The IARP finally resolved Kansas’s longstanding infractions case, ruling that KU’s five Level I violations should be downgraded to a Level II case. The program received three years of probation and no postseason ban. It was vacated a Final Four appearance and wins from the 2018 season, when Silvio De Sousa was deemed to have been ineligible. Coach Bill Self, who was charged with a Level I violation of his own, was downgraded to a Level III offender and given no further punishment. Ditto Kansas assistant Kurtis Townsend. The panel wrote that Kansas’s previous self-imposed penalties — and the panel’s own desire not to penalize current student athletes for crimes of the past — were among the reasons for its mercy.

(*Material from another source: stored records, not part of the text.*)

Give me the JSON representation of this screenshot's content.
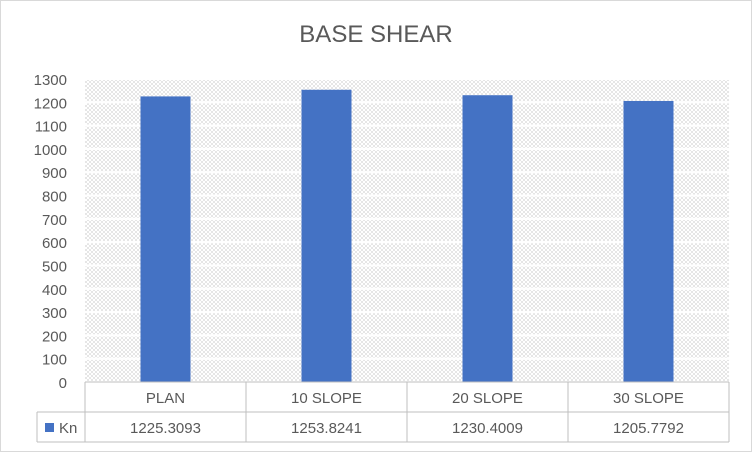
{
  "chart_data": {
    "type": "bar",
    "title": "BASE SHEAR",
    "xlabel": "",
    "ylabel": "",
    "categories": [
      "PLAN",
      "10 SLOPE",
      "20 SLOPE",
      "30 SLOPE"
    ],
    "series": [
      {
        "name": "Kn",
        "values": [
          1225.3093,
          1253.8241,
          1230.4009,
          1205.7792
        ],
        "value_labels": [
          "1225.3093",
          "1253.8241",
          "1230.4009",
          "1205.7792"
        ],
        "color": "#4472c4"
      }
    ],
    "ylim": [
      0,
      1300
    ],
    "yticks": [
      0,
      100,
      200,
      300,
      400,
      500,
      600,
      700,
      800,
      900,
      1000,
      1100,
      1200,
      1300
    ],
    "grid": true,
    "legend": "data-table",
    "data_table": true
  }
}
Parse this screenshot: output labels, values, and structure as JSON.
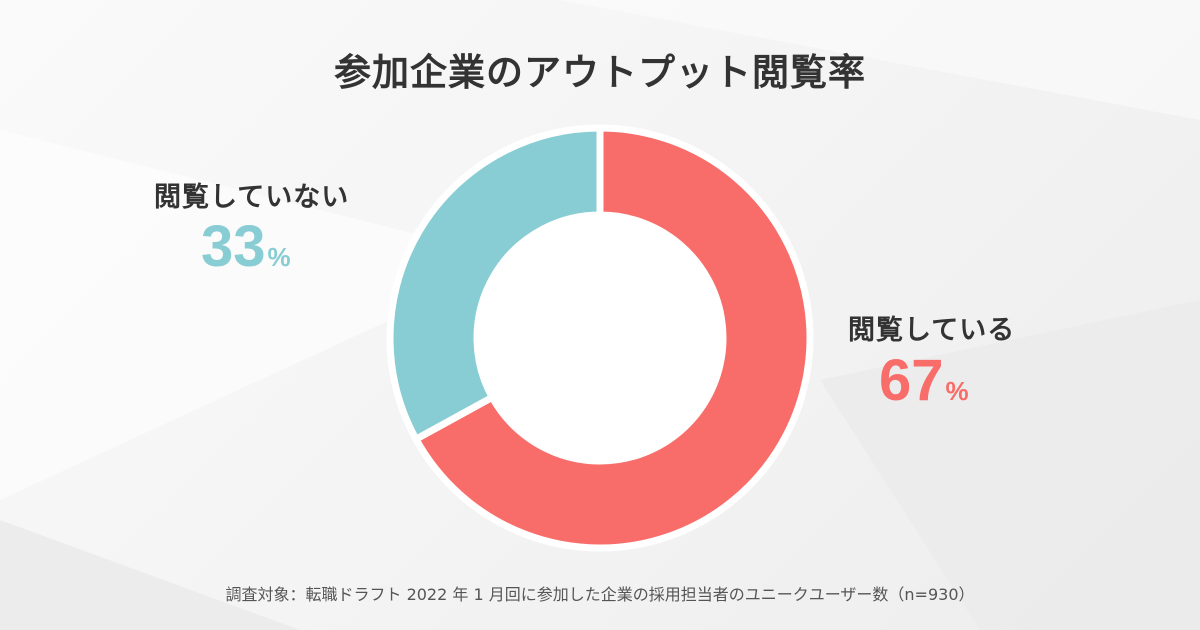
{
  "chart_data": {
    "type": "pie",
    "title": "参加企業のアウトプット閲覧率",
    "categories": [
      "閲覧している",
      "閲覧していない"
    ],
    "values": [
      67,
      33
    ],
    "unit": "%",
    "colors": [
      "#f86d69",
      "#88cdd3"
    ],
    "note": "調査対象：転職ドラフト 2022 年 1 月回に参加した企業の採用担当者のユニークユーザー数（n=930）"
  },
  "labels": {
    "read": "閲覧している",
    "read_value": "67",
    "unread": "閲覧していない",
    "unread_value": "33",
    "percent_sign": "%"
  }
}
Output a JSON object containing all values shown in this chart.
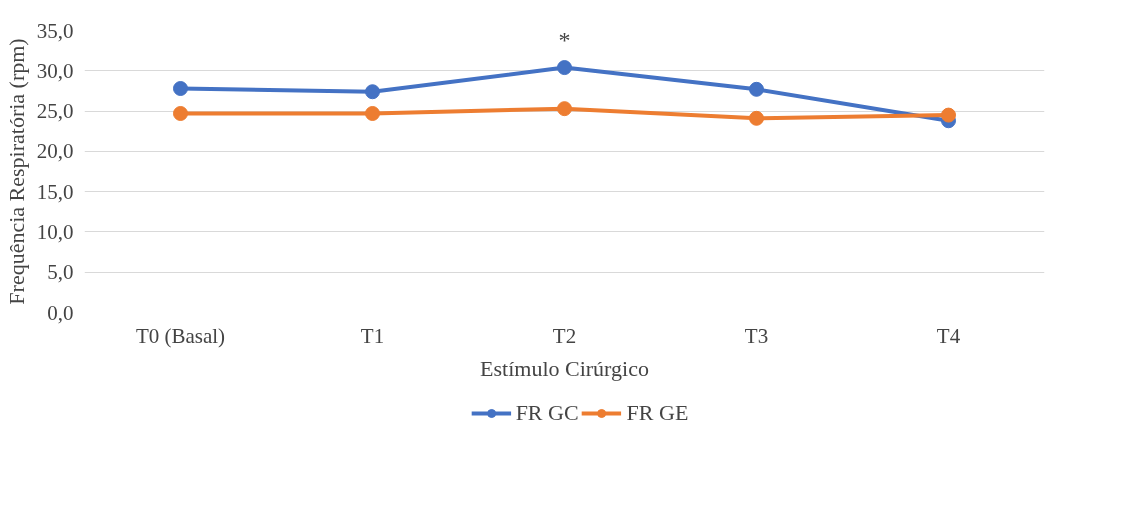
{
  "chart_data": {
    "type": "line",
    "xlabel": "Estímulo Cirúrgico",
    "ylabel": "Frequência Respiratória (rpm)",
    "categories": [
      "T0 (Basal)",
      "T1",
      "T2",
      "T3",
      "T4"
    ],
    "series": [
      {
        "name": "FR GC",
        "color": "#4472c4",
        "values": [
          27.8,
          27.4,
          30.4,
          27.7,
          23.8
        ]
      },
      {
        "name": "FR GE",
        "color": "#ed7d31",
        "values": [
          24.7,
          24.7,
          25.3,
          24.1,
          24.5
        ]
      }
    ],
    "ylim": [
      0,
      35
    ],
    "yticks": [
      {
        "value": 0,
        "label": "0,0"
      },
      {
        "value": 5,
        "label": "5,0"
      },
      {
        "value": 10,
        "label": "10,0"
      },
      {
        "value": 15,
        "label": "15,0"
      },
      {
        "value": 20,
        "label": "20,0"
      },
      {
        "value": 25,
        "label": "25,0"
      },
      {
        "value": 30,
        "label": "30,0"
      },
      {
        "value": 35,
        "label": "35,0"
      }
    ],
    "annotations": [
      "*"
    ],
    "grid": "y",
    "legend": "bottom",
    "marker": "circle",
    "line_style": "solid"
  }
}
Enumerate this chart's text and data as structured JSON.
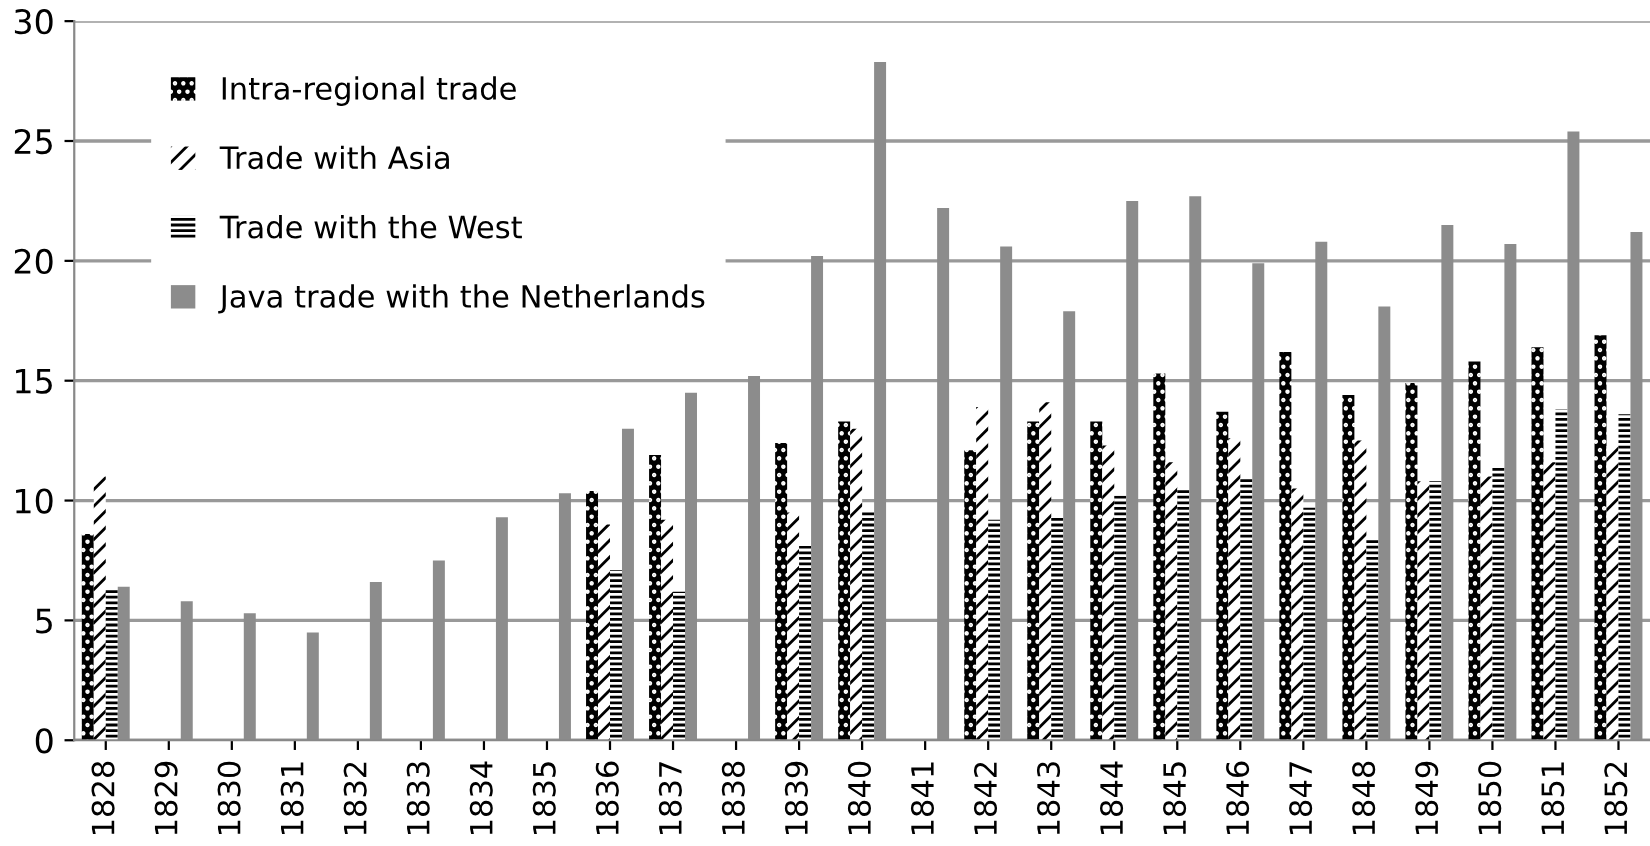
{
  "chart_data": {
    "type": "bar",
    "categories": [
      "1828",
      "1829",
      "1830",
      "1831",
      "1832",
      "1833",
      "1834",
      "1835",
      "1836",
      "1837",
      "1838",
      "1839",
      "1840",
      "1841",
      "1842",
      "1843",
      "1844",
      "1845",
      "1846",
      "1847",
      "1848",
      "1849",
      "1850",
      "1851",
      "1852"
    ],
    "series": [
      {
        "name": "Intra-regional trade",
        "color": "#000000",
        "values": [
          8.6,
          null,
          null,
          null,
          null,
          null,
          null,
          null,
          10.4,
          11.9,
          null,
          12.4,
          13.3,
          null,
          12.1,
          13.3,
          13.3,
          15.3,
          13.7,
          16.2,
          14.4,
          14.9,
          15.8,
          16.4,
          16.9
        ]
      },
      {
        "name": "Trade with Asia",
        "color": "#ffffff",
        "values": [
          11.0,
          null,
          null,
          null,
          null,
          null,
          null,
          null,
          9.0,
          9.2,
          null,
          9.5,
          13.0,
          null,
          13.9,
          14.1,
          12.3,
          11.6,
          12.6,
          10.5,
          12.5,
          10.8,
          11.0,
          11.6,
          12.3
        ]
      },
      {
        "name": "Trade with the West",
        "color": "#ffffff",
        "values": [
          6.3,
          null,
          null,
          null,
          null,
          null,
          null,
          null,
          7.1,
          6.2,
          null,
          8.1,
          9.6,
          null,
          9.2,
          9.3,
          10.2,
          10.5,
          10.9,
          9.7,
          8.4,
          10.8,
          11.4,
          13.8,
          13.6
        ]
      },
      {
        "name": "Java trade with the Netherlands",
        "color": "#8c8c8c",
        "values": [
          6.4,
          5.8,
          5.3,
          4.5,
          6.6,
          7.5,
          9.3,
          10.3,
          13.0,
          14.5,
          15.2,
          20.2,
          28.3,
          22.2,
          20.6,
          17.9,
          22.5,
          22.7,
          19.9,
          20.8,
          18.1,
          21.5,
          20.7,
          25.4,
          21.2
        ]
      }
    ],
    "ylim": [
      0,
      30
    ],
    "yticks": [
      0,
      5,
      10,
      15,
      20,
      25,
      30
    ],
    "grid": "y",
    "legend": "top left"
  }
}
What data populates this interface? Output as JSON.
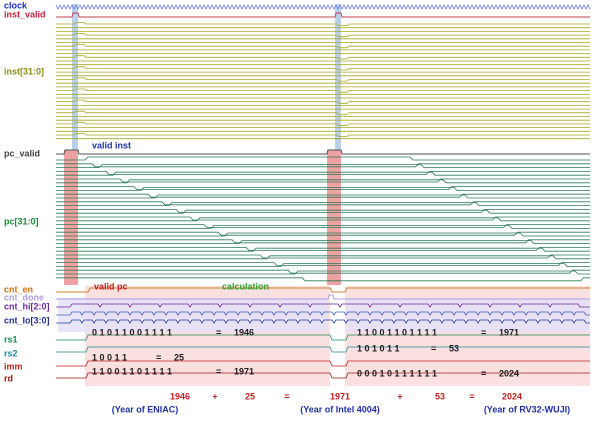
{
  "signals": [
    {
      "label": "clock",
      "color": "#1f2fbf"
    },
    {
      "label": "inst_valid",
      "color": "#c0203a"
    },
    {
      "label": "inst[31:0]",
      "color": "#8a8a10"
    },
    {
      "label": "pc_valid",
      "color": "#404040"
    },
    {
      "label": "pc[31:0]",
      "color": "#1a8a3a"
    },
    {
      "label": "cnt_en",
      "color": "#d07010"
    },
    {
      "label": "cnt_done",
      "color": "#b0a0e0"
    },
    {
      "label": "cnt_hi[2:0]",
      "color": "#6a2a9a"
    },
    {
      "label": "cnt_lo[3:0]",
      "color": "#20308a"
    },
    {
      "label": "rs1",
      "color": "#1a8a5a"
    },
    {
      "label": "rs2",
      "color": "#208a9a"
    },
    {
      "label": "imm",
      "color": "#c02020"
    },
    {
      "label": "rd",
      "color": "#a01818"
    }
  ],
  "annotations": {
    "valid_inst": "valid inst",
    "valid_pc": "valid pc",
    "calculation": "calculation"
  },
  "values": [
    {
      "bits": "0 1 0 1 1 0 0 1 1 1 1",
      "eq": "=",
      "result": "1946"
    },
    {
      "bits": "1 1 0 0 1 1 0 1 1 1 1",
      "eq": "=",
      "result": "1971"
    },
    {
      "bits": "1 0 1 0 1 1",
      "eq": "=",
      "result": "53"
    },
    {
      "bits": "1 0 0 1 1",
      "eq": "=",
      "result": "25"
    },
    {
      "bits": "1 1 0 0 1 1 0 1 1 1 1",
      "eq": "=",
      "result": "1971"
    },
    {
      "bits": "0 0 0 1 0 1 1 1 1 1 1",
      "eq": "=",
      "result": "2024"
    }
  ],
  "equation": {
    "terms": [
      "1946",
      "+",
      "25",
      "=",
      "1971",
      "+",
      "53",
      "=",
      "2024"
    ],
    "captions": [
      "(Year of ENIAC)",
      "(Year of Intel 4004)",
      "(Year of RV32-WUJI)"
    ]
  }
}
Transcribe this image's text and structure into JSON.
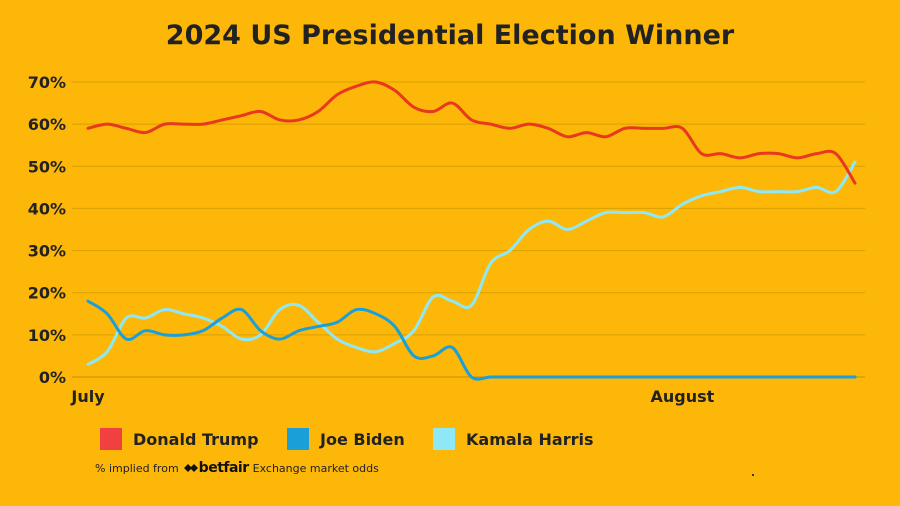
{
  "chart_data": {
    "type": "line",
    "title": "2024 US Presidential Election Winner",
    "xlabel": "",
    "ylabel": "",
    "x_tick_labels": [
      {
        "label": "July",
        "day": 0
      },
      {
        "label": "August",
        "day": 31
      }
    ],
    "x_range_days_from_july_1": [
      0,
      40
    ],
    "ylim": [
      0,
      70
    ],
    "y_ticks": [
      0,
      10,
      20,
      30,
      40,
      50,
      60,
      70
    ],
    "y_tick_suffix": "%",
    "grid": "horizontal",
    "legend_position": "bottom",
    "series": [
      {
        "name": "Donald Trump",
        "color": "#E83820",
        "swatch_color": "#F04040",
        "points": [
          [
            0,
            59
          ],
          [
            1,
            60
          ],
          [
            2,
            59
          ],
          [
            3,
            58
          ],
          [
            4,
            60
          ],
          [
            5,
            60
          ],
          [
            6,
            60
          ],
          [
            7,
            61
          ],
          [
            8,
            62
          ],
          [
            9,
            63
          ],
          [
            10,
            61
          ],
          [
            11,
            61
          ],
          [
            12,
            63
          ],
          [
            13,
            67
          ],
          [
            14,
            69
          ],
          [
            15,
            70
          ],
          [
            16,
            68
          ],
          [
            17,
            64
          ],
          [
            18,
            63
          ],
          [
            19,
            65
          ],
          [
            20,
            61
          ],
          [
            21,
            60
          ],
          [
            22,
            59
          ],
          [
            23,
            60
          ],
          [
            24,
            59
          ],
          [
            25,
            57
          ],
          [
            26,
            58
          ],
          [
            27,
            57
          ],
          [
            28,
            59
          ],
          [
            29,
            59
          ],
          [
            30,
            59
          ],
          [
            31,
            59
          ],
          [
            32,
            53
          ],
          [
            33,
            53
          ],
          [
            34,
            52
          ],
          [
            35,
            53
          ],
          [
            36,
            53
          ],
          [
            37,
            52
          ],
          [
            38,
            53
          ],
          [
            39,
            53
          ],
          [
            40,
            46
          ]
        ]
      },
      {
        "name": "Joe Biden",
        "color": "#1A9FD9",
        "swatch_color": "#1A9FD9",
        "points": [
          [
            0,
            18
          ],
          [
            1,
            15
          ],
          [
            2,
            9
          ],
          [
            3,
            11
          ],
          [
            4,
            10
          ],
          [
            5,
            10
          ],
          [
            6,
            11
          ],
          [
            7,
            14
          ],
          [
            8,
            16
          ],
          [
            9,
            11
          ],
          [
            10,
            9
          ],
          [
            11,
            11
          ],
          [
            12,
            12
          ],
          [
            13,
            13
          ],
          [
            14,
            16
          ],
          [
            15,
            15
          ],
          [
            16,
            12
          ],
          [
            17,
            5
          ],
          [
            18,
            5
          ],
          [
            19,
            7
          ],
          [
            20,
            0
          ],
          [
            21,
            0
          ],
          [
            22,
            0
          ],
          [
            23,
            0
          ],
          [
            24,
            0
          ],
          [
            25,
            0
          ],
          [
            26,
            0
          ],
          [
            27,
            0
          ],
          [
            28,
            0
          ],
          [
            29,
            0
          ],
          [
            30,
            0
          ],
          [
            31,
            0
          ],
          [
            32,
            0
          ],
          [
            33,
            0
          ],
          [
            34,
            0
          ],
          [
            35,
            0
          ],
          [
            36,
            0
          ],
          [
            37,
            0
          ],
          [
            38,
            0
          ],
          [
            39,
            0
          ],
          [
            40,
            0
          ]
        ]
      },
      {
        "name": "Kamala Harris",
        "color": "#8FE8F5",
        "swatch_color": "#8FE8F5",
        "points": [
          [
            0,
            3
          ],
          [
            1,
            6
          ],
          [
            2,
            14
          ],
          [
            3,
            14
          ],
          [
            4,
            16
          ],
          [
            5,
            15
          ],
          [
            6,
            14
          ],
          [
            7,
            12
          ],
          [
            8,
            9
          ],
          [
            9,
            10
          ],
          [
            10,
            16
          ],
          [
            11,
            17
          ],
          [
            12,
            13
          ],
          [
            13,
            9
          ],
          [
            14,
            7
          ],
          [
            15,
            6
          ],
          [
            16,
            8
          ],
          [
            17,
            11
          ],
          [
            18,
            19
          ],
          [
            19,
            18
          ],
          [
            20,
            17
          ],
          [
            21,
            27
          ],
          [
            22,
            30
          ],
          [
            23,
            35
          ],
          [
            24,
            37
          ],
          [
            25,
            35
          ],
          [
            26,
            37
          ],
          [
            27,
            39
          ],
          [
            28,
            39
          ],
          [
            29,
            39
          ],
          [
            30,
            38
          ],
          [
            31,
            41
          ],
          [
            32,
            43
          ],
          [
            33,
            44
          ],
          [
            34,
            45
          ],
          [
            35,
            44
          ],
          [
            36,
            44
          ],
          [
            37,
            44
          ],
          [
            38,
            45
          ],
          [
            39,
            44
          ],
          [
            40,
            51
          ]
        ]
      }
    ]
  },
  "footnote": {
    "prefix": "% implied from",
    "brand": "betfair",
    "suffix": "Exchange market odds"
  }
}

Thank you for reading that paragraph. It was undoubtedly as boring to read as it was to write.
But we have to discuss it, because it was a very big deal, or anyway it was supposed to be. It was the formal resolution of a years-long scandal that once promised to shake a blueblood program to its core. The Kansas case was the most high-profile piece of a long-running saga that began with an FBI informant, that included major investigations into eight different programs and coaches, that was supposed to fundamentally change college basketball.
Instead, it fizzled out spectacularly, the Independent Resolution Panel — Condoleezza Rice’s brainchild, full of lawyers moving glacially and crushing the NCAA on billables — closing its doors with a lenient whimper.
On Wednesday, the IARP told Kansas to be on its way, then sighed its final breath and perished from this Earth. No one will mourn it.
The meaning here is deeper, though, downright epochal: Wednesday’s decision was the last time you ever have to pretend to care about college athletes being paid. It was the final vestige of a bygone time. All of the things once considered the most scurrilous underhanded cheating are now merely an athlete’s ability to maximize their own value. Words like infractions, sanctions, benefits, bagels with too much cream cheese, boosters, third parties, bag men, “funneled”: all have come into the light. Like a gambler who loses time in a Vegas casino, the IARP took so long to end proceedings that by the time it walked outside it found itself in a brand new day.
All that was impermissible is now allowed. The old era is gone. Congratulations, everyone: You never have to care again.